Anyway, as I have noted a few times before here, I have come to realize how old I am because I know the parents of people running for president, and one of those happens to be the father of the now-selected Dem VP nominee, Kamala Harris, who was running for prez before she strategically pulled out early back in January, now an obviously smart move (and I do think she is plenty smart, whatever else one thinks of her). I have never met her, but I know her dad, Don Harris quite well, although I have not seen him for some time now.
I first met Don in 1968 when he arrived at the University of Wisconsin-Madison where I was in my senior year as an undergrad. I took Development Economics from him, and he had a serious influence on my thinking. He was the first faculty member I had encountered who took Marx seriously. Like his friend Joan Robinson, he is not a Marxist, seeing too many problems with Marxian theory. But he took Marx seriously and had us read people who had Marxist perspectives on colonialism and imperialism and how these issues affected poorer less developed nations.
Later as a grad student there I would take Advanced Macroeconomic Theory from him, and he was even on my committee briefly before he left for Stanford in 1972, where he was on the faculty until retiring in 1998. He is still alive, and I think 82 years old, or so. He did a lot of advising for the UN as well as the government of his home nation, Jamaica.
Two papers by him that I think are important are his 1973 “Capital, Distribution, and the Aggregate Production Function,” in the American Economic Review. In this, he provided an excellent perspective on the Cambridge controversies in the theory of capital, and with Amit Bhaduri, “The Complex Dynamics of the Simple Ricardian System,” 1987, Quarterly Journal of Economics. Besides showing his links with the neo-Ricardian school of Sarafina, it showed how chaotic dynamics can arise from that model, something of considerable interest to me.
An unfortunate matter is that apparent the father and daughter are not on particularly good terms right now. Some of this may reflect actual political differences, with him probably to the left of her. But most seem to think that it mostly has to do with the apparently bad divorce between Kamala’s parents, with her and her sister going with their mother, who was from Tamil Nadu in India. BTW, Kamala’s sister resembles their late mother, while in fact Kamala looks like Don.
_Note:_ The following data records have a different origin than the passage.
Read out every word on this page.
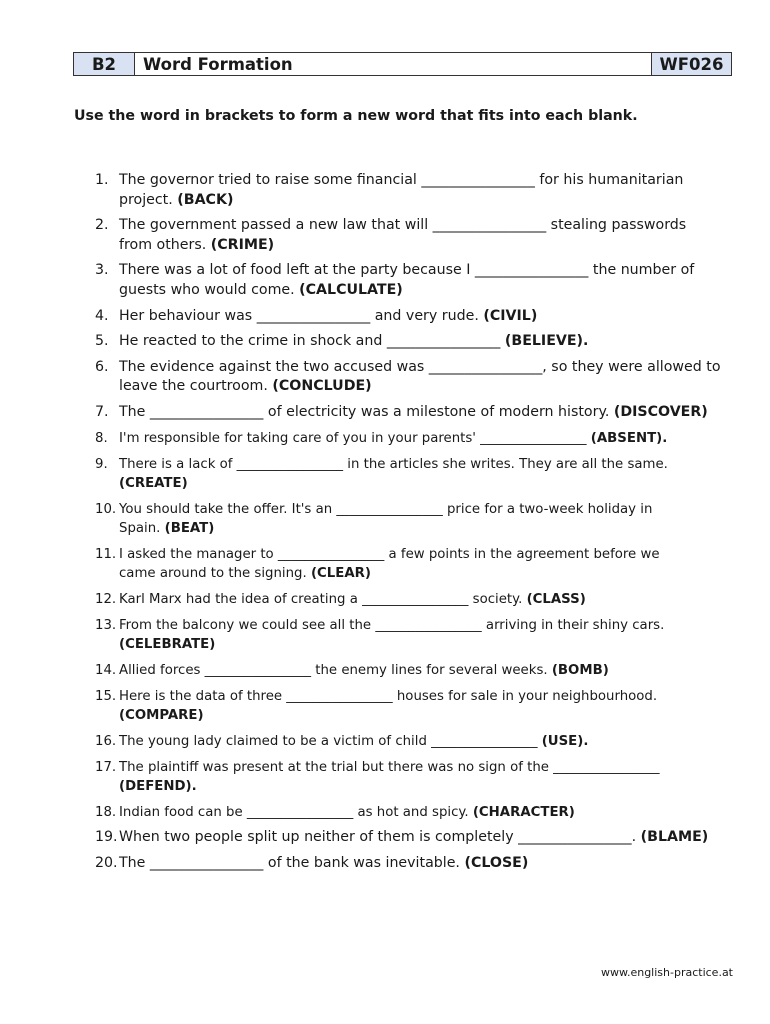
B2	Word Formation	WF026
Use the word in brackets to form a new word that fits into each blank.
1. The governor tried to raise some financial ________________ for his humanitarian
project. (BACK)
2. The government passed a new law that will ________________ stealing passwords
from others. (CRIME)
3. There was a lot of food left at the party because I ________________ the number of
guests who would come. (CALCULATE)
4. Her behaviour was ________________ and very rude. (CIVIL)
5. He reacted to the crime in shock and ________________ (BELIEVE).
6. The evidence against the two accused was ________________, so they were allowed to
leave the courtroom. (CONCLUDE)
7. The ________________ of electricity was a milestone of modern history. (DISCOVER)
8. I'm responsible for taking care of you in your parents' ________________ (ABSENT).
9. There is a lack of ________________ in the articles she writes. They are all the same.
(CREATE)
10. You should take the offer. It's an ________________ price for a two-week holiday in
Spain. (BEAT)
11. I asked the manager to ________________ a few points in the agreement before we
came around to the signing. (CLEAR)
12. Karl Marx had the idea of creating a ________________ society. (CLASS)
13. From the balcony we could see all the ________________ arriving in their shiny cars.
(CELEBRATE)
14. Allied forces ________________ the enemy lines for several weeks. (BOMB)
15. Here is the data of three ________________ houses for sale in your neighbourhood.
(COMPARE)
16. The young lady claimed to be a victim of child ________________ (USE).
17. The plaintiff was present at the trial but there was no sign of the ________________
(DEFEND).
18. Indian food can be ________________ as hot and spicy. (CHARACTER)
19. When two people split up neither of them is completely ________________. (BLAME)
20. The ________________ of the bank was inevitable. (CLOSE)
www.english-practice.at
More recently there was a contretemps over marijuana, which Kamala supports legalizing, even though she put pot smokers in jail back when she was DA in San Francisco, and even though she has admitted having smoked pot herself. In an event in New York, she was asked about this and said “Of course I am for legalization, I am from Jamaica” or something like that. This upset Don, who is proud of his family background in Jamaica, which is quite elite actually, with him a very proper person personally, despite his leftist politics. I do hope they overcome their differences so he can stand up for her, especially given that her mother is no longer around to do so.